Yoshua Bengio, one of the world’s leading specialists on machine learning (and Goodfellow’s PhD advisor at the University of Montreal), said at NIPS that the approach is especially exciting because it offers a powerful way for computers to learn from unlabeled data-something many consider may hold the key to producing computers a lot more intelligent in years to come.
China’s AI boom
This may also be the year in which China starts looking like a major player in the field of AI. The country’s tech industry is shifting away from copying Western companies, and it has identified AI and machine learning as the next big areas of innovation.
China’s leading search company, Baidu, has had an AI-focused lab for some time, and it is reaping the rewards in terms of improvements in technologies such as voice recognition and natural language processing, as well as a better-optimized advertising business. Other competitors are now scrambling to catch up.
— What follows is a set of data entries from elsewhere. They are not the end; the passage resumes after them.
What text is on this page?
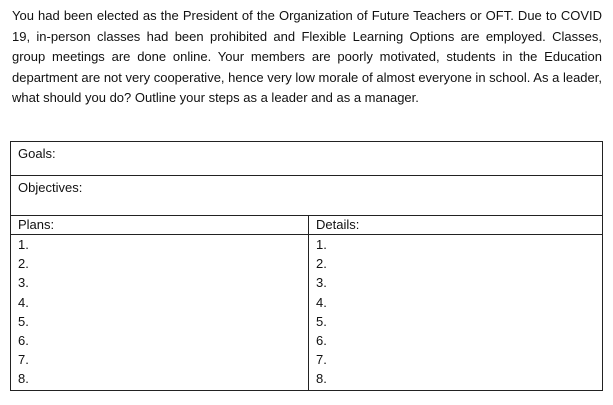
You had been elected as the President of the Organization of Future Teachers or OFT. Due to COVID 19, in-person classes had been prohibited and Flexible Learning Options are employed. Classes, group meetings are done online. Your members are poorly motivated, students in the Education department are not very cooperative, hence very low morale of almost everyone in school. As a leader, what should you do? Outline your steps as a leader and as a manager.

Goals:
Objectives:
Plans:
1.
2.
3.
4.
5.
6.
7.
8.
Details:
1.
2.
3.
4.
5.
6.
7.
8.
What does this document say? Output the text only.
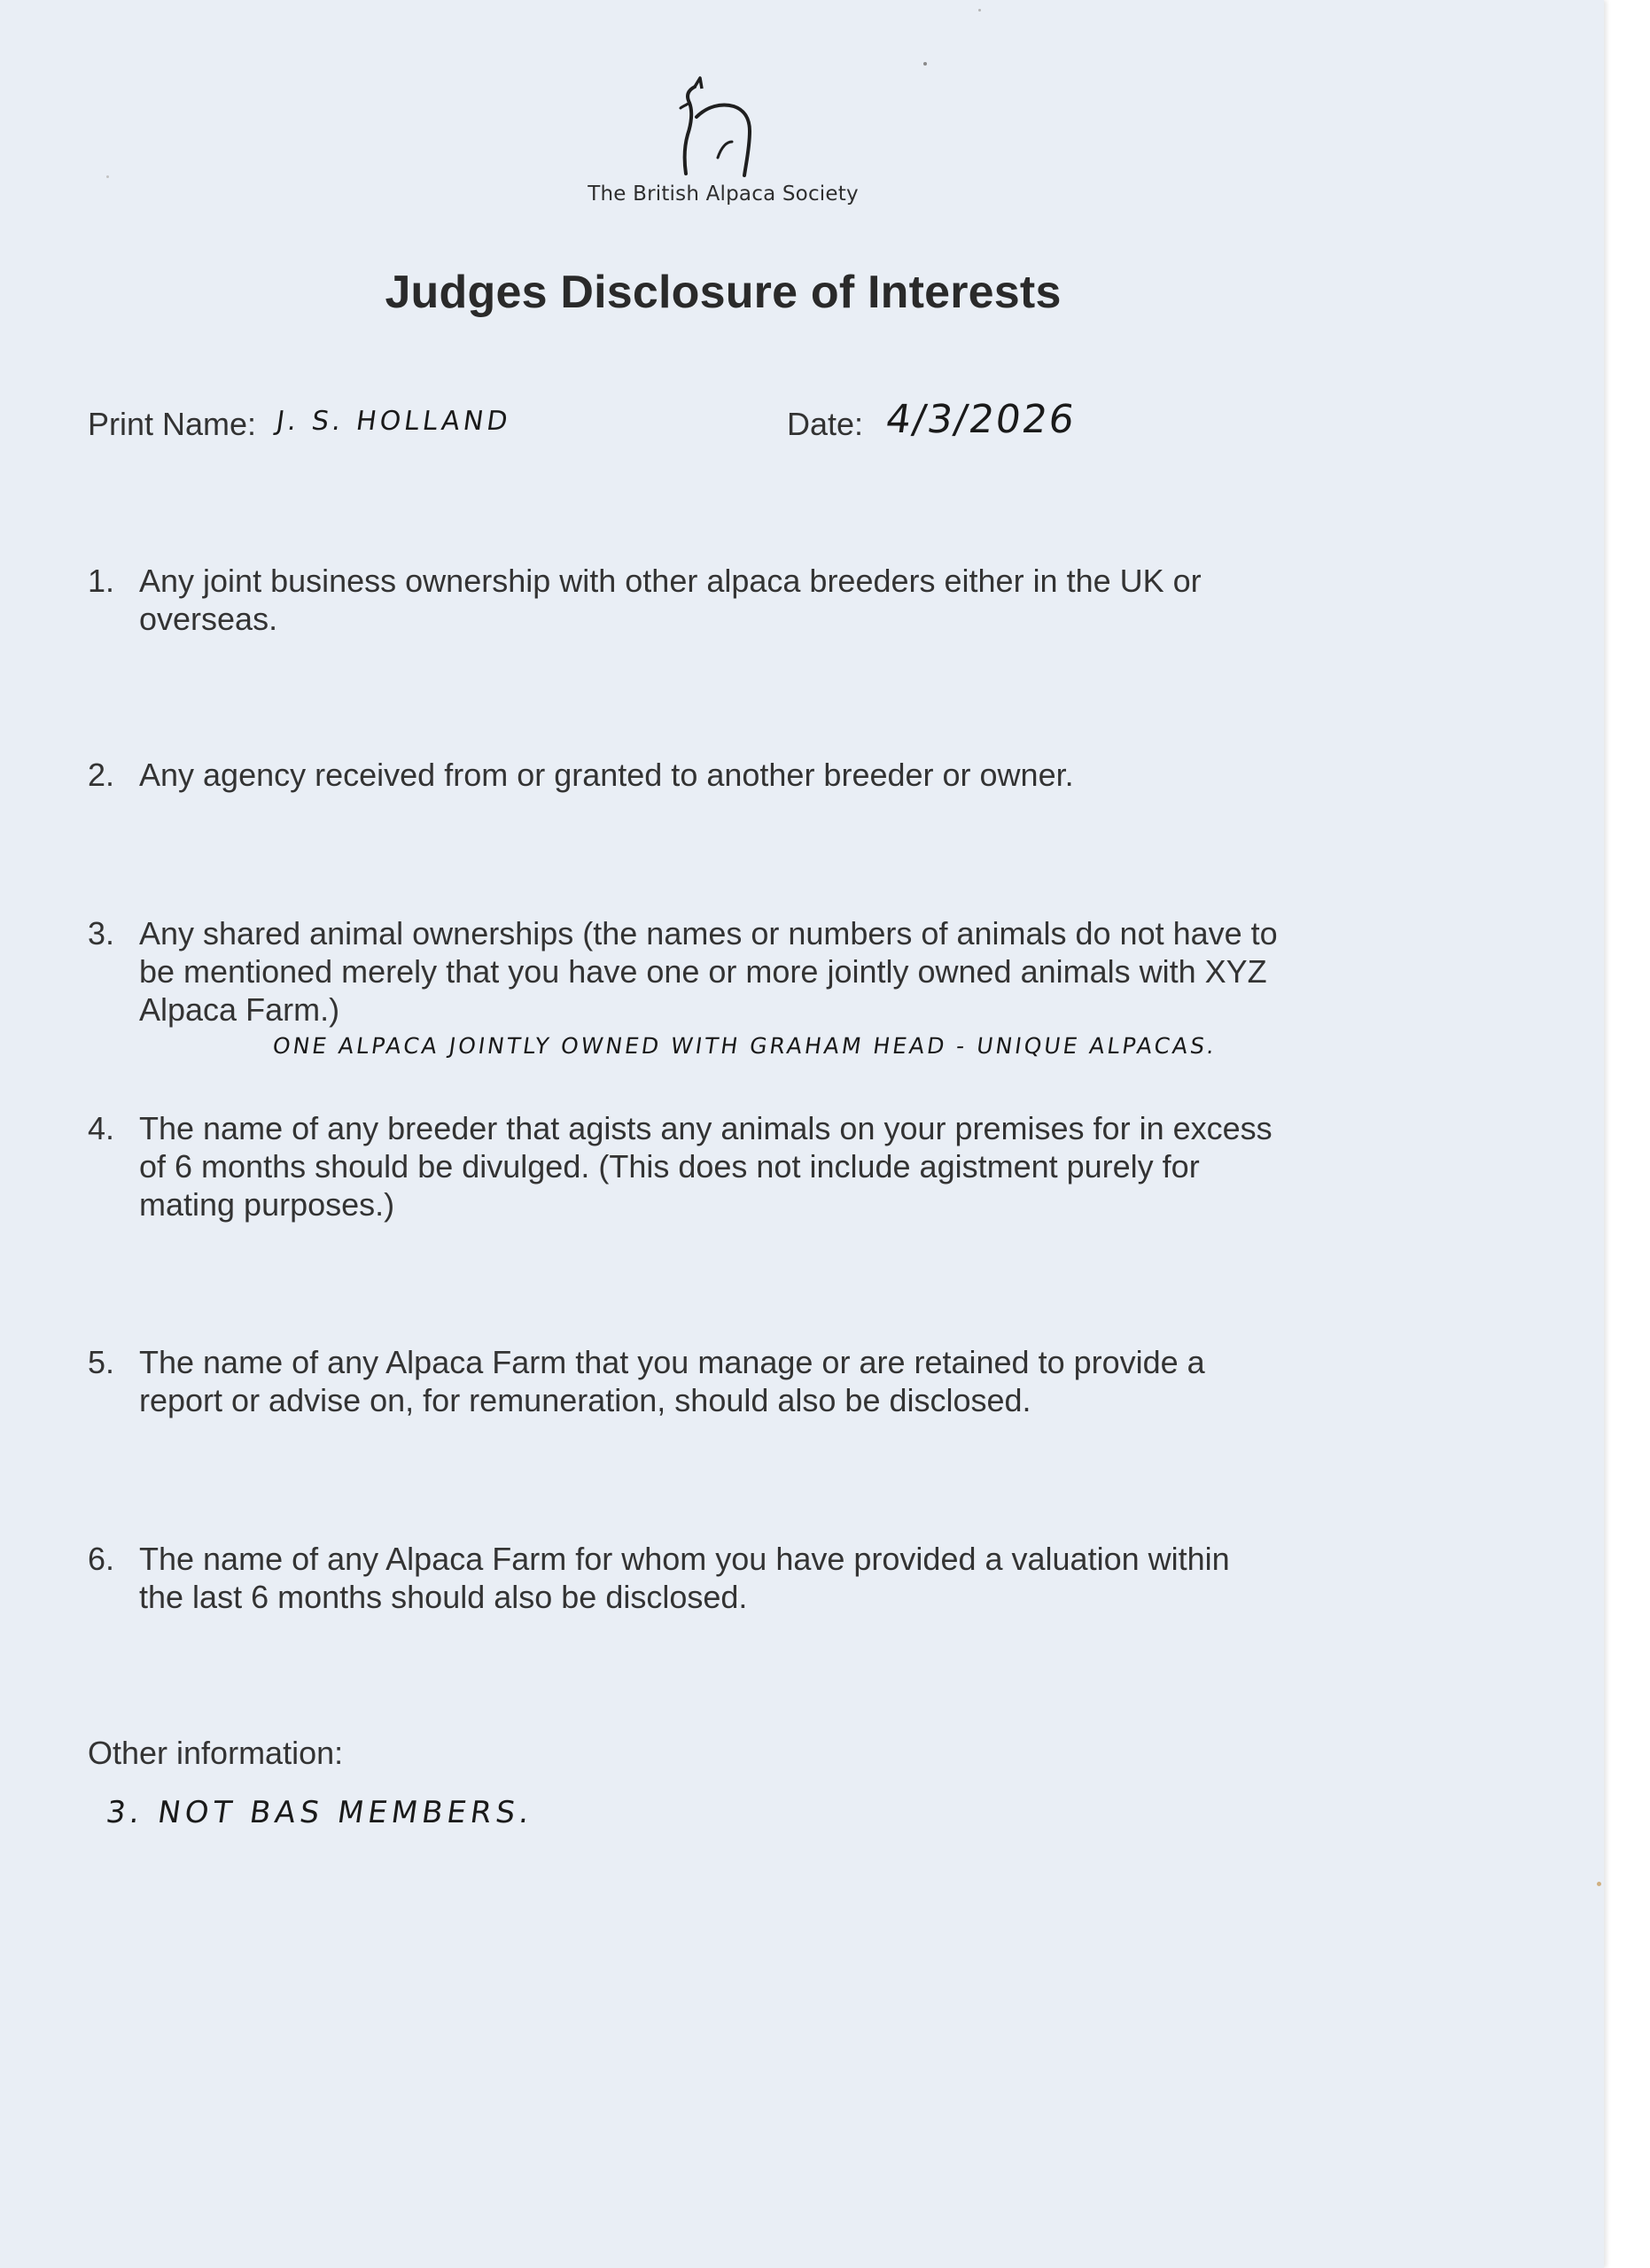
The British Alpaca Society
Judges Disclosure of Interests
Print Name: J. S. HOLLAND	Date: 4/3/2026
1. Any joint business ownership with other alpaca breeders either in the UK or
overseas.
2. Any agency received from or granted to another breeder or owner.
3. Any shared animal ownerships (the names or numbers of animals do not have to
be mentioned merely that you have one or more jointly owned animals with XYZ
Alpaca Farm.)
ONE ALPACA JOINTLY OWNED WITH GRAHAM HEAD - UNIQUE ALPACAS.
4. The name of any breeder that agists any animals on your premises for in excess
of 6 months should be divulged. (This does not include agistment purely for
mating purposes.)
5. The name of any Alpaca Farm that you manage or are retained to provide a
report or advise on, for remuneration, should also be disclosed.
6. The name of any Alpaca Farm for whom you have provided a valuation within
the last 6 months should also be disclosed.
Other information:
3. NOT BAS MEMBERS.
Tencent, which offers the hugely successful mobile-first messaging and networking app WeChat, opened an AI lab last year, and the corporation was busy recruiting talent at NIPS. Didi, the ride-sharing giant that bought Uber’s Chinese operations earlier this year, is also building out a lab and reportedly working on its own driverless cars.
Chinese investors are now pouring money into AI-focused startups, and the Chinese government has signaled a desire to see the country’s AI industry blossom, pledging to invest about $15 billion by 2018.
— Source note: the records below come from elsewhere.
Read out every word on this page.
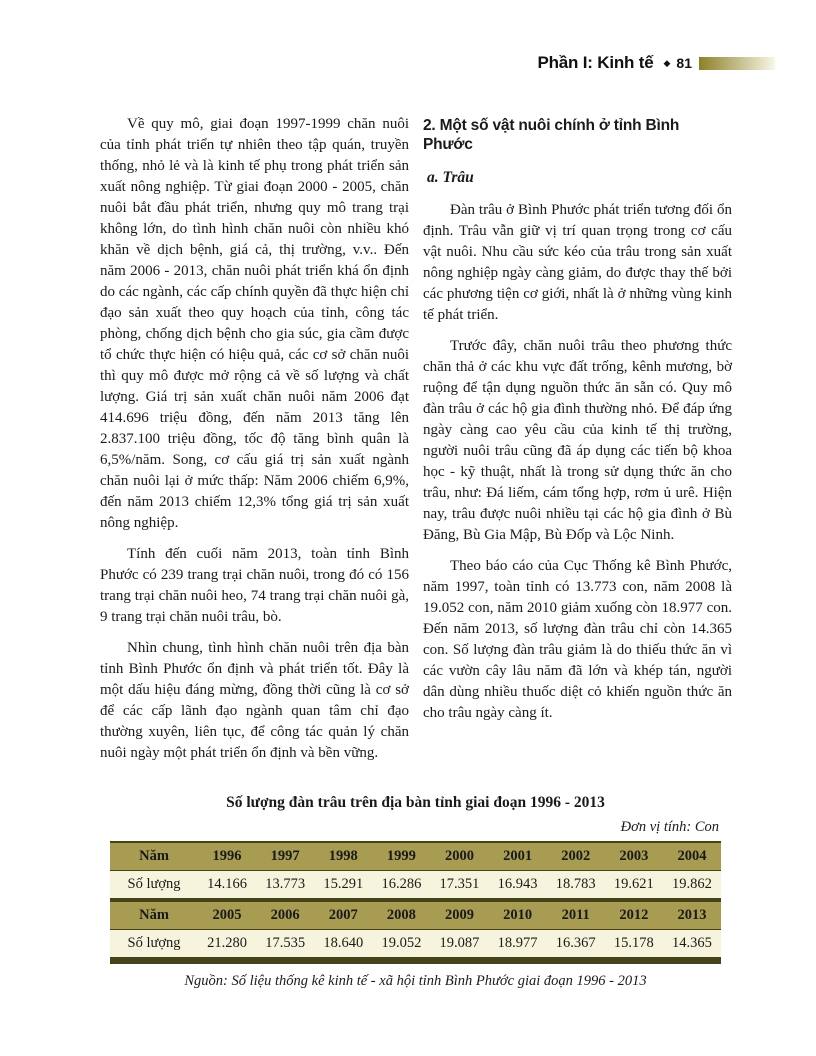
Phần I: Kinh tế ◆ 81

Về quy mô, giai đoạn 1997-1999 chăn nuôi của tỉnh phát triển tự nhiên theo tập quán, truyền thống, nhỏ lẻ và là kinh tế phụ trong phát triển sản xuất nông nghiệp. Từ giai đoạn 2000 - 2005, chăn nuôi bắt đầu phát triển, nhưng quy mô trang trại không lớn, do tình hình chăn nuôi còn nhiều khó khăn về dịch bệnh, giá cả, thị trường, v.v.. Đến năm 2006 - 2013, chăn nuôi phát triển khá ổn định do các ngành, các cấp chính quyền đã thực hiện chỉ đạo sản xuất theo quy hoạch của tỉnh, công tác phòng, chống dịch bệnh cho gia súc, gia cầm được tổ chức thực hiện có hiệu quả, các cơ sở chăn nuôi thì quy mô được mở rộng cả về số lượng và chất lượng. Giá trị sản xuất chăn nuôi năm 2006 đạt 414.696 triệu đồng, đến năm 2013 tăng lên 2.837.100 triệu đồng, tốc độ tăng bình quân là 6,5%/năm. Song, cơ cấu giá trị sản xuất ngành chăn nuôi lại ở mức thấp: Năm 2006 chiếm 6,9%, đến năm 2013 chiếm 12,3% tổng giá trị sản xuất nông nghiệp.

Tính đến cuối năm 2013, toàn tỉnh Bình Phước có 239 trang trại chăn nuôi, trong đó có 156 trang trại chăn nuôi heo, 74 trang trại chăn nuôi gà, 9 trang trại chăn nuôi trâu, bò.

Nhìn chung, tình hình chăn nuôi trên địa bàn tỉnh Bình Phước ổn định và phát triển tốt. Đây là một dấu hiệu đáng mừng, đồng thời cũng là cơ sở để các cấp lãnh đạo ngành quan tâm chỉ đạo thường xuyên, liên tục, để công tác quản lý chăn nuôi ngày một phát triển ổn định và bền vững.

2. Một số vật nuôi chính ở tỉnh Bình Phước
a. Trâu

Đàn trâu ở Bình Phước phát triển tương đối ổn định. Trâu vẫn giữ vị trí quan trọng trong cơ cấu vật nuôi. Nhu cầu sức kéo của trâu trong sản xuất nông nghiệp ngày càng giảm, do được thay thế bởi các phương tiện cơ giới, nhất là ở những vùng kinh tế phát triển.

Trước đây, chăn nuôi trâu theo phương thức chăn thả ở các khu vực đất trống, kênh mương, bờ ruộng để tận dụng nguồn thức ăn sẵn có. Quy mô đàn trâu ở các hộ gia đình thường nhỏ. Để đáp ứng ngày càng cao yêu cầu của kinh tế thị trường, người nuôi trâu cũng đã áp dụng các tiến bộ khoa học - kỹ thuật, nhất là trong sử dụng thức ăn cho trâu, như: Đá liếm, cám tổng hợp, rơm ủ urê. Hiện nay, trâu được nuôi nhiều tại các hộ gia đình ở Bù Đăng, Bù Gia Mập, Bù Đốp và Lộc Ninh.

Theo báo cáo của Cục Thống kê Bình Phước, năm 1997, toàn tỉnh có 13.773 con, năm 2008 là 19.052 con, năm 2010 giảm xuống còn 18.977 con. Đến năm 2013, số lượng đàn trâu chỉ còn 14.365 con. Số lượng đàn trâu giảm là do thiếu thức ăn vì các vườn cây lâu năm đã lớn và khép tán, người dân dùng nhiều thuốc diệt cỏ khiến nguồn thức ăn cho trâu ngày càng ít.

Số lượng đàn trâu trên địa bàn tỉnh giai đoạn 1996 - 2013
Đơn vị tính: Con
Năm	1996	1997	1998	1999	2000	2001	2002	2003	2004
Số lượng	14.166	13.773	15.291	16.286	17.351	16.943	18.783	19.621	19.862
Năm	2005	2006	2007	2008	2009	2010	2011	2012	2013
Số lượng	21.280	17.535	18.640	19.052	19.087	18.977	16.367	15.178	14.365
Nguồn: Số liệu thống kê kinh tế - xã hội tỉnh Bình Phước giai đoạn 1996 - 2013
Ask AI researchers what their next big target is, and they are likely to mention language. The hope is that techniques that have produced impressive progress in voice and image recognition, among other areas, may also help computers parse and produce language more effectively.
This is a long-standing goal in artificial intelligence, and the prospect of computers communicating and interacting with us using language is a interesting one. Better language understanding would make machines a whole lot more useful. But the challenge is a formidable one, given the complexity, subtlety, and power of language.
Don’t expect to get into deep and significant conversation with your smartphone for a while. But some impressive inroads are being made, and you can expect further advances in this area in 2017.
Backlash to the hype
As well as genuine advances and exciting new applications, 2016 saw the hype around artificial intelligence reach heady new heights. While many have faith in the underlying value of technologies being developed today, it’s hard to escape the feeling that the publicity surrounding AI is getting a little out of hand.
Some AI researchers are obviously irritated. A launch party was organized during NIPS for a fake AI startup called Rocket AI, to highlight the growing mania and nonsense around real AI research. The deception wasn’t very convincing, but it was a fun way to draw attention to a genuine problem.